What actually is a stand aid?
Simply put, a stand aid – also known as a standing hoist – is an assistive device designed to provide support and assistance to people who are having difficulty getting up into a standing position. A stand aid is used primarily by persons with disabilities – or, indeed, persons who have otherwise limited mobility, such as the elderly – that have lost balance or strength to stand independently. However, in order to be able to use a stand aid, it’s important that the user has the ability to support their own body weight using their legs with supportive assistance.
The stand aid has revolutionised the way in which care professionals can serve and help persons with limited mobility by allowing them to lift users with minimal strain. It has, therefore, become the preferred method by many care professionals to help their users with limited mobility attain various positions safely and with dignity.
Stand aids come in different forms, namely mechanised and non-mechanised.
- Non-mechanised stand aids require a person to be able to pull themselves up into a standing position. The stand aid provides no mechanical assistance with the transfer but offers leverage and negates the need to physically turn (whether 90 or 180 degrees) from one position to the next. Some of these stand aids come with straps to keep the person’s hips in extension to aid standing, and some have paddles that drop down behind the person in order that they can sit whilst being transferred.
- Mechanised stand aids can be very effective if a person can weight bear for a short period, but is unable to pull themselves up into a standing position. Slings enable a person to maintain a standing position whilst the transfer or functional task is completed.
Why use a mechanised stand aid?
As stated above, stand aids are a great resource to aid care professionals in treating people who have become deconditioned after prolonged illness. People may have been weight bearing and able to transfer themselves independently before illness, however, after a long period of ill health, they may find themselves struggling to do so again. The use of a mechanised stand aids enables the professional to safely assess the person’s ability and grade the desired activity, getting the person used to the feeling of standing again, at the same time instilling a sense of support and increased confidence.
Maintaining standing ability
Stand aids can also be used to maintain a person’s ability to stand if they are struggling to stand with the assistance of two people or are unable to pull themselves up with the help of a non-mechanised stand aid. In these circumstances, the stand aid is potentially an ideal solution for this purpose and can be used in nursing and residential care settings, as well as in domestic home environments alongside a risk assessment and handling plan. The Invacare ISA Compact variant offers a lightweight option with a short footprint which would lend itself perfectly to a confined space home environment. Easy operating functions, battery charging and easy to clean surfaces make this the ideal option for the residential care environment.
Things to consider when choosing a Stand aid?
1- Weight limit
The number of plus sized patients is growing so the weight limit of stand aids has never been so important. The Invacare ISA XPLUS variant has a weight limit of 200 kilograms, which is almost 31 and a half stone. This gives health care providers more flexibility with the types of patients a stand aid can be used with.

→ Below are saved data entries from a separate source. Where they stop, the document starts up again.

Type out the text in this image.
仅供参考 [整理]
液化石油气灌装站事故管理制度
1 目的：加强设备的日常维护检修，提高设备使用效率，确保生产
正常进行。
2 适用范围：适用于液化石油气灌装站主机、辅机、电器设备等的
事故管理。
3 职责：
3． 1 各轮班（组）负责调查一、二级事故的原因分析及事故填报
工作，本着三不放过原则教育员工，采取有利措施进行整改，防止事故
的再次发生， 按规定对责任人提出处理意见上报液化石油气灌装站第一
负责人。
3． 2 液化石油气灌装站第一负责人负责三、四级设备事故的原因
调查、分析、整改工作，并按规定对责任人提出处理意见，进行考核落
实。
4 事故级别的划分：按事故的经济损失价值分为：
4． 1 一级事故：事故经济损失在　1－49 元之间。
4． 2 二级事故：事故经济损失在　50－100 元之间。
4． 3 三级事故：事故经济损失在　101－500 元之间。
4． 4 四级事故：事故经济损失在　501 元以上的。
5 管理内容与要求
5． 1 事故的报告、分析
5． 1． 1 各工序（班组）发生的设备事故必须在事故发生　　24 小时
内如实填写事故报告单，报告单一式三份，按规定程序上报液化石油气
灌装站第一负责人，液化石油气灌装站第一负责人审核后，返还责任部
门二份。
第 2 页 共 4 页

2- Smooth and quiet movement
Many stand aids are noisy, and their operation may produce uncomfortably sudden, jerky movements. This can make a person with a disability or an elderly patient already lacking confidence quite reluctant to use the stand aid and therefore affecting their rehabilitation. The Invacare ISA mechanism is designed in a way that reduces noise and supports very smooth start and stop movement.

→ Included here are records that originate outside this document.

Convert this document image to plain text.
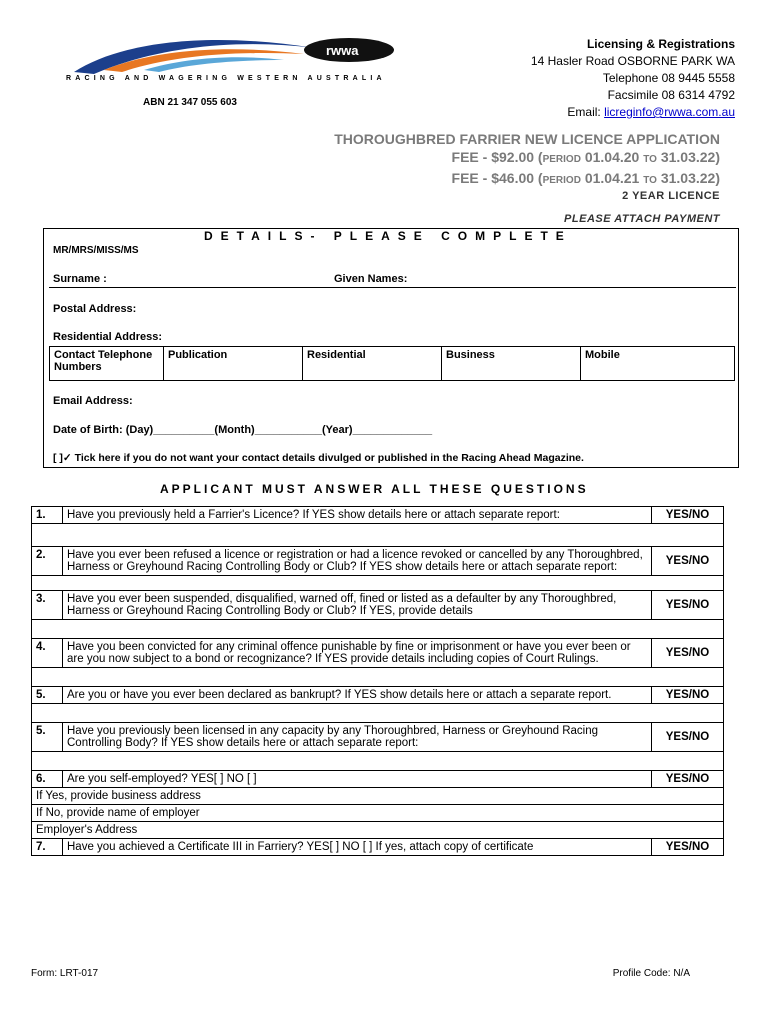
rwwa
RACING AND WAGERING WESTERN AUSTRALIA
ABN 21 347 055 603
Licensing & Registrations
14 Hasler Road OSBORNE PARK WA
Telephone 08 9445 5558
Facsimile 08 6314 4792
Email: licreginfo@rwwa.com.au
THOROUGHBRED FARRIER NEW LICENCE APPLICATION
FEE - $92.00 (PERIOD 01.04.20 TO 31.03.22)
FEE - $46.00 (PERIOD 01.04.21 TO 31.03.22)
2 YEAR LICENCE
PLEASE ATTACH PAYMENT
DETAILS- PLEASE COMPLETE
MR/MRS/MISS/MS
Surname :	Given Names:
Postal Address:
Residential Address:
Contact Telephone Numbers	Publication	Residential	Business	Mobile
Email Address:
Date of Birth: (Day)__________(Month)___________(Year)_____________
[ ]✓ Tick here if you do not want your contact details divulged or published in the Racing Ahead Magazine.
APPLICANT MUST ANSWER ALL THESE QUESTIONS
1.	Have you previously held a Farrier's Licence? If YES show details here or attach separate report:	YES/NO

2.	Have you ever been refused a licence or registration or had a licence revoked or cancelled by any Thoroughbred, Harness or Greyhound Racing Controlling Body or Club? If YES show details here or attach separate report:	YES/NO

3.	Have you ever been suspended, disqualified, warned off, fined or listed as a defaulter by any Thoroughbred, Harness or Greyhound Racing Controlling Body or Club? If YES, provide details	YES/NO

4.	Have you been convicted for any criminal offence punishable by fine or imprisonment or have you ever been or are you now subject to a bond or recognizance? If YES provide details including copies of Court Rulings.	YES/NO

5.	Are you or have you ever been declared as bankrupt? If YES show details here or attach a separate report.	YES/NO

5.	Have you previously been licensed in any capacity by any Thoroughbred, Harness or Greyhound Racing Controlling Body? If YES show details here or attach separate report:	YES/NO

6.	Are you self-employed? YES[ ] NO [ ]	YES/NO
If Yes, provide business address		
If No, provide name of employer		
Employer's Address		
7.	Have you achieved a Certificate III in Farriery? YES[ ] NO [ ] If yes, attach copy of certificate	YES/NO
Form: LRT-017	Profile Code: N/A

3- Risk assessment of the person
If you’re a care professional or a family member, you must first assess the person you intend to use the stand aid with – a pivotal factor of your risk assessment of the usage of a stand aid is whether they are able to bear their own weight once standing. I always recommend trialing a stand aid with your patient or loved one first; see how they tolerate the process. If you are in a nursing or residential care setting, I would recommend getting an Occupational Therapy or Physiotherapy assessment.
Also consider the person’s weight and whether they are within the equipment’s safe working limit.

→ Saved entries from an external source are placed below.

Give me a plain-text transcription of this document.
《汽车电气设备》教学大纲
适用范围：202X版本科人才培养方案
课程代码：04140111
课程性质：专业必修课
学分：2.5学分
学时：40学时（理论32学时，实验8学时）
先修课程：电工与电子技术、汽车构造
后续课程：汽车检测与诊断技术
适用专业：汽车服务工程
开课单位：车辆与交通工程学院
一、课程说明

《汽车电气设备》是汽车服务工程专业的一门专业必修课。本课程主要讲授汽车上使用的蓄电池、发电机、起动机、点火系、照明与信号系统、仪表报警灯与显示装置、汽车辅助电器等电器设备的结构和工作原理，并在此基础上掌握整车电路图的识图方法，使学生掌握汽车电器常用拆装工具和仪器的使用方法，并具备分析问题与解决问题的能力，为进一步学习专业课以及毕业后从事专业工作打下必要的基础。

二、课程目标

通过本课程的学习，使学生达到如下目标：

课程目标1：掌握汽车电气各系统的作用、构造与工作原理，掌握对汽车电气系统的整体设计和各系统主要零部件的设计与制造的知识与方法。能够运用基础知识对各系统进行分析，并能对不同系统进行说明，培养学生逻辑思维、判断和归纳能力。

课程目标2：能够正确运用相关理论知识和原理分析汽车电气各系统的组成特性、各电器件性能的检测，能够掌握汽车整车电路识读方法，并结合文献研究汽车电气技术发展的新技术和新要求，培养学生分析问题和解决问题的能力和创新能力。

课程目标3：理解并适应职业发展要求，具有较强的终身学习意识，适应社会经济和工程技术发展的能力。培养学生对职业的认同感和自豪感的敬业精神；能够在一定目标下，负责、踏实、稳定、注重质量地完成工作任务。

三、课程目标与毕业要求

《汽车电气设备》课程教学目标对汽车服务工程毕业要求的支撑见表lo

4- Risk assessment of the environment
One of the easily overlooked, but still crucially important questions is where do you intend to use the stand aid?
This is critical not just because stand aids vary in length, weight, chair clearance and therefore impact on functional gains, but also because properly considering floor surfaces and turning circles ensures no one will be put at risk while using a standing aid.
Finally, when deliberating the environment in which you plan on using the stand aid, never forget to ask yourself if there is room for carer support when using the aid.
5- Carer training
Competence of handlers is extremely important, as some carers may not be familiar with a stand aid and may need extra training.
Overall, stand aids provide a good option to support rehabilitation and maintenance of someone’s standing ability. However, I would always recommend asking for a Physiotherapy or Occupational Therapy assessment to establish its suitability.